Our biggest problem when our kids were making up stories to get themselves out of trouble, was trying not to laugh. Some of their stories were really creative.
I can’t remember if it was my wife Charmaine, or her mother who started it, but we told our girls that if they weren’t telling the truth, we could tell, just by looking at their tongues.
All it took was a couple of instances when we knew the truth about something our daughters had done, that they tried to deny. We said, ”Show me your tongue.” When their tongues came out, we would give them a knowing examination and express our disappointment that they had not been honest. The kids became convinced that we could tell by looking at their tongues, and then, of course, any time they had done something wrong, they were extremely reluctant to show us their tongues, and we would know the truth, after insisting that they had to show us.

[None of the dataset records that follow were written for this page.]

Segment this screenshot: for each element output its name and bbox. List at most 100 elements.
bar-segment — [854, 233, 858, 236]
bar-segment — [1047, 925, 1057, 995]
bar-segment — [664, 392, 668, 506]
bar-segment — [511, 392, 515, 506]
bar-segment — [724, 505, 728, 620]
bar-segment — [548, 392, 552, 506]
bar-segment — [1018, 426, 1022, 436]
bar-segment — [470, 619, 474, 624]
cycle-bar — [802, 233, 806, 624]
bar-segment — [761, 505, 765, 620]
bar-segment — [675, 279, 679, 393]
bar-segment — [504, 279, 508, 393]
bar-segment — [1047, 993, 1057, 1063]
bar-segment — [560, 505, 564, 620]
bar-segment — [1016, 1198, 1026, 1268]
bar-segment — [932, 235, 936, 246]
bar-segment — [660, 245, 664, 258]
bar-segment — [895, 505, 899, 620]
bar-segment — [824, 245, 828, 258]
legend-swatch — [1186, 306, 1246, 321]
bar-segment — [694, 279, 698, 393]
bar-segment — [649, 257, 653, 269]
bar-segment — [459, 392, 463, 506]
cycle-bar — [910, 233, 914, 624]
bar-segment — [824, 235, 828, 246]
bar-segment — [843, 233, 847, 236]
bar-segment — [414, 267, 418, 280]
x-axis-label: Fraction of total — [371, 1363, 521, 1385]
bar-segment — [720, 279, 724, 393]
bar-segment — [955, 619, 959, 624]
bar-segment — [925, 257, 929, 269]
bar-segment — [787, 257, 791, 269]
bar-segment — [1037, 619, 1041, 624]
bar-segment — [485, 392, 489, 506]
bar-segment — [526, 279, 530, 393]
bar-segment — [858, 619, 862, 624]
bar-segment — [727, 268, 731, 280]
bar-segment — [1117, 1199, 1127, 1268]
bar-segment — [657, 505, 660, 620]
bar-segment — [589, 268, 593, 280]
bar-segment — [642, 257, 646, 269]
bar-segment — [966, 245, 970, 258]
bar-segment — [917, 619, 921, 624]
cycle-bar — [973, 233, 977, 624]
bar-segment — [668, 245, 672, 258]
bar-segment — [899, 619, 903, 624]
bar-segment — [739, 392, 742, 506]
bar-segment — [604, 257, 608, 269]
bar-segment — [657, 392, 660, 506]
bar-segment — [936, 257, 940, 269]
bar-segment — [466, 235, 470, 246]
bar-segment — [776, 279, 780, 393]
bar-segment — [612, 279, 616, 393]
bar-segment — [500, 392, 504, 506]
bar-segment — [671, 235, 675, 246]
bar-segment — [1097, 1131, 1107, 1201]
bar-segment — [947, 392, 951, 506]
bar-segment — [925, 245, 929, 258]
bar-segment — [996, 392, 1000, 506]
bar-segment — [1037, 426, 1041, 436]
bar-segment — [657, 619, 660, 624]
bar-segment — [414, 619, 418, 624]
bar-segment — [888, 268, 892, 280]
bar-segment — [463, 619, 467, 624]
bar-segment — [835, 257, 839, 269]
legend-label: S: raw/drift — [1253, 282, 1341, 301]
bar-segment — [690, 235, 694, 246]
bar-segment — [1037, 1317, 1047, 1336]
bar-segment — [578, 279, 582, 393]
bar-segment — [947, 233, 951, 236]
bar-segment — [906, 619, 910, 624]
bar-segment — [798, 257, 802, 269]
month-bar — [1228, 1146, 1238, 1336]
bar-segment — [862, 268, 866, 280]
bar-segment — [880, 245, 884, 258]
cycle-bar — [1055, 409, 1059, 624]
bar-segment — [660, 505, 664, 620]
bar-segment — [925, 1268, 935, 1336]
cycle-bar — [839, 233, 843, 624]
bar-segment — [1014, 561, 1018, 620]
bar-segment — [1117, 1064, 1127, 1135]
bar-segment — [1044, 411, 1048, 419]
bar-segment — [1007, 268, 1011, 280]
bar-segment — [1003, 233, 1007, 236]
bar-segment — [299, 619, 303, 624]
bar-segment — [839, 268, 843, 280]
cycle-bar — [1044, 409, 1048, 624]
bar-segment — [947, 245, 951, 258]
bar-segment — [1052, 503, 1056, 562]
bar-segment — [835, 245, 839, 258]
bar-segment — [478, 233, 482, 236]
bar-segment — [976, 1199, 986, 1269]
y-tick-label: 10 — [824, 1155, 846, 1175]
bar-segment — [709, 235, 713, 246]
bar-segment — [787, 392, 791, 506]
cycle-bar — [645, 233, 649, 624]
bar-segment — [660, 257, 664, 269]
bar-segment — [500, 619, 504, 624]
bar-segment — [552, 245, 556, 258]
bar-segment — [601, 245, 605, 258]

As a sales trainer, negotiator, and poker player, I have been trained to look for eye dilation in someone who is not being honest, but when I tried that with the kids, they didn’t have the same belief that I could tell as opposed to asking them to show me their tongues. They were actually on point because while enlarged pupils can mean someone is lying, it can also mean that they are in a state of arousal, which could equally be that they are indignant when they actually weren’t lying. The training requires learning to watch for combinations of responses, like the jiggling of feet, rapid blinking, touching their ears, and looking at a variety of those responses as a group, because each one in isolation could have a different meaning.
That was all my queue-in for this song from my # Top 500 Songs playlist that accompanies this blog. I was fortunate to be 13 rows from the front for the Hell Freezes Over concert, which was amazing.
Show me your tongue worked for about as long as they believed in Santa, which was just long enough for them to learn that honesty was the best thing. They were always in less trouble owning up to something, sometimes no trouble at all, versus being dishonest. I wasn’t super keen on the “Wait till Dad gets home!” with our kids unless it was really serious. I didn’t want to be the ogre or have them live in fear like I had to at times as a kid, knowing that there was a hiding (smack) on the way.
Love this story 👅😄 I MUST test the tongue method on my nephews!